Confesso che faccio fatica a comprendere le certezze ostentate da molti, i quali ormai ne fanno una questione di dogma o di libertà, e manifestano convinzioni assolute, neppure sfiorate dal dubbio. Mi fa anche paura vedere che un tema etico complesso, che tocca il mistero dell’esistenza stessa, sia diventato argomento per tribunali. Gli italiani sono i primatisti mondiali nel ricorso al giudizio della magistratura. Alle toghe affidano la regolazione di molti aspetti della vita: ora anche quelli della morte.
Non so se alcuni di voi si siano presi la briga di leggere la sentenza con cui la Corte d’appello di Milano ha autorizzato la rimozione del sondino che alimenta Eluana: io l’ho fatto e ne ho tratto un sentimento di profondo disagio. Nelle quattro pagine del decreto, i giudici stabiliscono con minuziosa pignoleria come debba avvenire il trapasso, ordinando la somministrazione «di quei presidi atti a prevenire o eliminare reazioni neuromuscolari paradosse». Ho cercato di informarmi, per comprendere che cosa celasse il linguaggio burocratico. E ho capito qual è la preoccupazione delle toghe. Visto che Eluana è viva, anche se non dà segni di vita, una volta che il suo corpo sarà privato del liquido che lo nutre e lo disseta, potrebbe reagire. Come? Nessuno lo sa. La corte fa capire che ci potrebbero essere movimenti involontari. Spasmi? Segni di sofferenza di un corpo che non è più nutrito e che non ha più acqua? Forse, ma con certezza non si può dire che succederà dopo il distacco del sondino.

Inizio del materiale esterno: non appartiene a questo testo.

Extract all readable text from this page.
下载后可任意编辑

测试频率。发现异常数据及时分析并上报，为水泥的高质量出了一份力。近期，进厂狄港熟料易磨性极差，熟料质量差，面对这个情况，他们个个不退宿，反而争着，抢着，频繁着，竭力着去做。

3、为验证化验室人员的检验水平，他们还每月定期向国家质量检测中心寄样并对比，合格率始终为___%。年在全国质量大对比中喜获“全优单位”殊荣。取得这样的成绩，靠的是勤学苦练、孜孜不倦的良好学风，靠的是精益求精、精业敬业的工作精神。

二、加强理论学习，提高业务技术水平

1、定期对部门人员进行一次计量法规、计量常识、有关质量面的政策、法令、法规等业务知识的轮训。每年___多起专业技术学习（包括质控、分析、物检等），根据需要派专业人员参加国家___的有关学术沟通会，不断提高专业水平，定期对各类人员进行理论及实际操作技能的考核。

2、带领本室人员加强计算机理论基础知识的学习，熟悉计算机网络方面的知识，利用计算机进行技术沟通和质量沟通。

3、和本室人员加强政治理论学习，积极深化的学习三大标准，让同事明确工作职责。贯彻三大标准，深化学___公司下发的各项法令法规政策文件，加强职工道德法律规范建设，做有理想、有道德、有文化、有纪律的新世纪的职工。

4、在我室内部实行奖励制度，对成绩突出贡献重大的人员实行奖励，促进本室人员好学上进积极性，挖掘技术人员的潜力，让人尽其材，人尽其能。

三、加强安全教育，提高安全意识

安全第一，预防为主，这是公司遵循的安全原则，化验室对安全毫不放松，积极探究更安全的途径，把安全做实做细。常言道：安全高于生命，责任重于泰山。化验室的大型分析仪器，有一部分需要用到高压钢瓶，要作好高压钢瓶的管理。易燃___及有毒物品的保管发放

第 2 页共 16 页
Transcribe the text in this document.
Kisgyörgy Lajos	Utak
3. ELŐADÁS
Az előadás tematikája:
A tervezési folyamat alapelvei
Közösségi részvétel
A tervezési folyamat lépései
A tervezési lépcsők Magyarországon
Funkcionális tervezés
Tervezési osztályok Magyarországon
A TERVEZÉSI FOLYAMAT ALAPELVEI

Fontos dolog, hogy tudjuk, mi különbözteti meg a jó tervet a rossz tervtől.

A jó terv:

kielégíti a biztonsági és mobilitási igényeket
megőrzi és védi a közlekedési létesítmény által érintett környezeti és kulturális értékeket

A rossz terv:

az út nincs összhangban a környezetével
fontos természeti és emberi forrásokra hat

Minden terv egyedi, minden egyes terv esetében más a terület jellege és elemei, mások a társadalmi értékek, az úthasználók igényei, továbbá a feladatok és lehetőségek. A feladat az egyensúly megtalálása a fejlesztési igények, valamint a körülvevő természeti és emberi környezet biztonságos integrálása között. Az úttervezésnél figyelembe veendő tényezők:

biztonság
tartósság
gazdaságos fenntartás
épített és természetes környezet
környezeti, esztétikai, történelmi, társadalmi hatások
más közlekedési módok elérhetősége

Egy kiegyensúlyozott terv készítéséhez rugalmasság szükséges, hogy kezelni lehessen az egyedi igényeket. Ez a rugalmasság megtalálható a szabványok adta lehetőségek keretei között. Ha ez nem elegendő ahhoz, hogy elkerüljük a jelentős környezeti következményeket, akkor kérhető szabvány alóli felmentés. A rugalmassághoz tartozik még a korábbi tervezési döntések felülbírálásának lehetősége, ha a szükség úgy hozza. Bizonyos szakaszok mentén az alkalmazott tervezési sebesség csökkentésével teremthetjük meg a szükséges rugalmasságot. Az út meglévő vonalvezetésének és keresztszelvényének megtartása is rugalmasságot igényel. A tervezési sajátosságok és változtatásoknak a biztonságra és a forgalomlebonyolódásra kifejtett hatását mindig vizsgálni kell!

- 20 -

La morte non arriverà subito. Il corpo di Eluana non si spegnerà come una tv cui sia stata staccata la spina, ma continuerà a vivere per giorni, forse settimane. Terri Schiavo, la donna della Florida il cui caso anticipò le polemiche di oggi, visse 14 giorni senza l’alimentazione artificiale. Morì di fame o di sete, con una lenta agonia, come disse chi era contrario alla sospensione dell’alimentazione? Oppure fu un addio sereno senza alcuna sofferenza, come sostenne chi era favorevole? La risposta non c’è. Nel dubbio, i giudici si preoccupano di stabilire che a Eluana siano somministrati dei sedativi e «sostanze idonee a eliminare l’eventuale disagio da carenza di liquidi». È giusto che sia una corte a ordinare come deve morire una ragazza? Misure e precauzioni da prendere per spedirla all’aldilà vanno decise per sentenza? Non lo so. Credo di no, anche perché affidare il destino dell’esistenza ai magistrati mi sembra l’ultimo atto di burocratizzazione della vita.
Di un fatto sono certo: al posto di Eluana, non vorrei mai andarmene in un ospedale, ma a casa mia, tra i familiari. Lo so che entro in un campo minato. Ma non capisco Beppino Englaro, il padre, e questo suo accanimento a volere a tutti i costi una struttura pubblica dove far morire sua figlia. Forse vuole affermare un principio? Il diritto a un «fine pena» per i tormenti patiti in tanti anni d’ospedale? Comprendo il suo dolore, ma almeno la morte io non vorrei che me la passasse il servizio sanitario. Almeno quella vorrei che restasse un affare privato e non di stato.